I'm not suggesting the road will be safe or easy. As we've seen over and over (most recently, in the attacks on Rachel Maddow for "nagging" and "bashing" Obama when she dared to suggest he isn't living up to his LGBT campaign promises), our so-called progressive allies will deny us as an impatient, unreasonable, radical fringe the minute we start demanding the real freedom of our bodies without apology or concession. The virulence of the Proposition 8 campaign demonstrated anew that, while many Americans may be willing to purchase "gayness" as an entertainment product, far fewer are prepared to accept us as full and equal citizens. The recent hateful acts of ideologically motivated domestic terrorism we've recently suffered as a nation are a stark reminder of the risks we face from the far right. And it's impossible to predict what new backlash may greet a groundswell of uppity queers refusing to take "wait your turn" for an answer.
But those unknown risks aren't worse than the known realities. Last year alone, almost 1,500 hate crimes were committed against LGBT citizens and organizations in this country -- and those are just the ones that were reported and believed.

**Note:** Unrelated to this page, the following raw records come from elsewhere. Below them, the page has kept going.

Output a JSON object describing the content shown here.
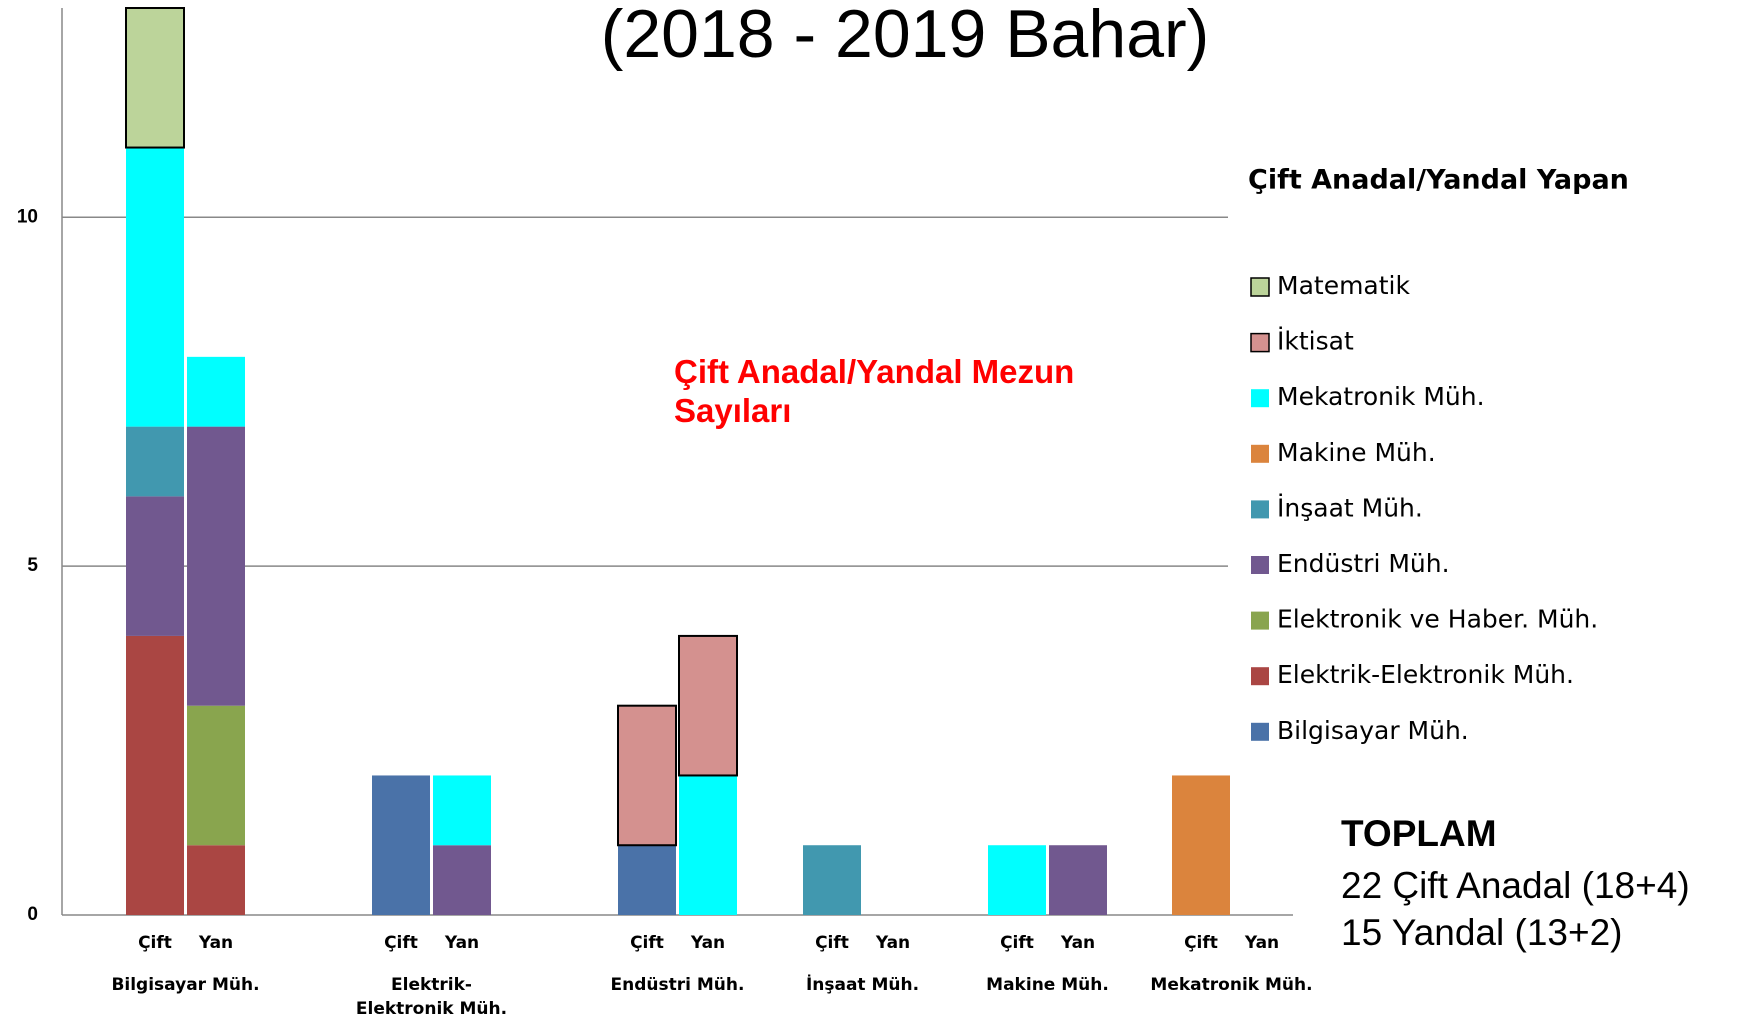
{
  "chart_data": {
    "type": "stacked_bar",
    "title": "(2018 - 2019 Bahar)",
    "annotation": "Çift Anadal/Yandal Mezun Sayıları",
    "legend_title": "Çift Anadal/Yandal Yapan",
    "totals": {
      "heading": "TOPLAM",
      "lines": [
        "22 Çift Anadal (18+4)",
        "15 Yandal (13+2)"
      ]
    },
    "groups": [
      "Bilgisayar Müh.",
      "Elektrik- Elektronik Müh.",
      "Endüstri Müh.",
      "İnşaat Müh.",
      "Makine Müh.",
      "Mekatronik Müh."
    ],
    "categories": [
      "Çift",
      "Yan",
      "Çift",
      "Yan",
      "Çift",
      "Yan",
      "Çift",
      "Yan",
      "Çift",
      "Yan",
      "Çift",
      "Yan"
    ],
    "series": [
      {
        "name": "Bilgisayar Müh.",
        "color": "#4a72a8",
        "values": [
          0,
          0,
          2,
          0,
          1,
          0,
          0,
          0,
          0,
          0,
          0,
          0
        ]
      },
      {
        "name": "Elektrik-Elektronik Müh.",
        "color": "#aa4643",
        "values": [
          4,
          1,
          0,
          0,
          0,
          0,
          0,
          0,
          0,
          0,
          0,
          0
        ]
      },
      {
        "name": "Elektronik ve Haber. Müh.",
        "color": "#89a54e",
        "values": [
          0,
          2,
          0,
          0,
          0,
          0,
          0,
          0,
          0,
          0,
          0,
          0
        ]
      },
      {
        "name": "Endüstri Müh.",
        "color": "#71588f",
        "values": [
          2,
          4,
          0,
          1,
          0,
          0,
          0,
          0,
          0,
          1,
          0,
          0
        ]
      },
      {
        "name": "İnşaat Müh.",
        "color": "#4198af",
        "values": [
          1,
          0,
          0,
          0,
          0,
          0,
          1,
          0,
          0,
          0,
          0,
          0
        ]
      },
      {
        "name": "Makine Müh.",
        "color": "#db843d",
        "values": [
          0,
          0,
          0,
          0,
          0,
          0,
          0,
          0,
          0,
          0,
          2,
          0
        ]
      },
      {
        "name": "Mekatronik Müh.",
        "color": "#00ffff",
        "values": [
          4,
          1,
          0,
          1,
          0,
          2,
          0,
          0,
          1,
          0,
          0,
          0
        ]
      },
      {
        "name": "İktisat",
        "color": "#d4918f",
        "outline": "#000000",
        "values": [
          0,
          0,
          0,
          0,
          2,
          2,
          0,
          0,
          0,
          0,
          0,
          0
        ]
      },
      {
        "name": "Matematik",
        "color": "#bcd49a",
        "outline": "#000000",
        "values": [
          2,
          0,
          0,
          0,
          0,
          0,
          0,
          0,
          0,
          0,
          0,
          0
        ]
      }
    ],
    "ylim": [
      0,
      13
    ],
    "yticks": [
      0,
      5,
      10
    ],
    "grid": true
  }
}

The forces against marriage equality use Obama's own words on the subject (it "is the union between a man and a woman") in their defense. Gay, lesbian, bisexual, and transgender citizens across the country are regularly fired from jobs, turned away from homeless shelters, and denied health care and housing based on whom they love and how they look -- all with the blessing of state and federal laws. And the first few months of 2009 have already seen the separate suicides of three young boys who chose death over living with homophobic bullying.
Waiting our turn isn't working. Asking nicely isn't working. What will work is what worked that fateful night at Stonewall -- all of us refusing to stand down until all of our bodies, all of our loves, and all of our desires are truly free.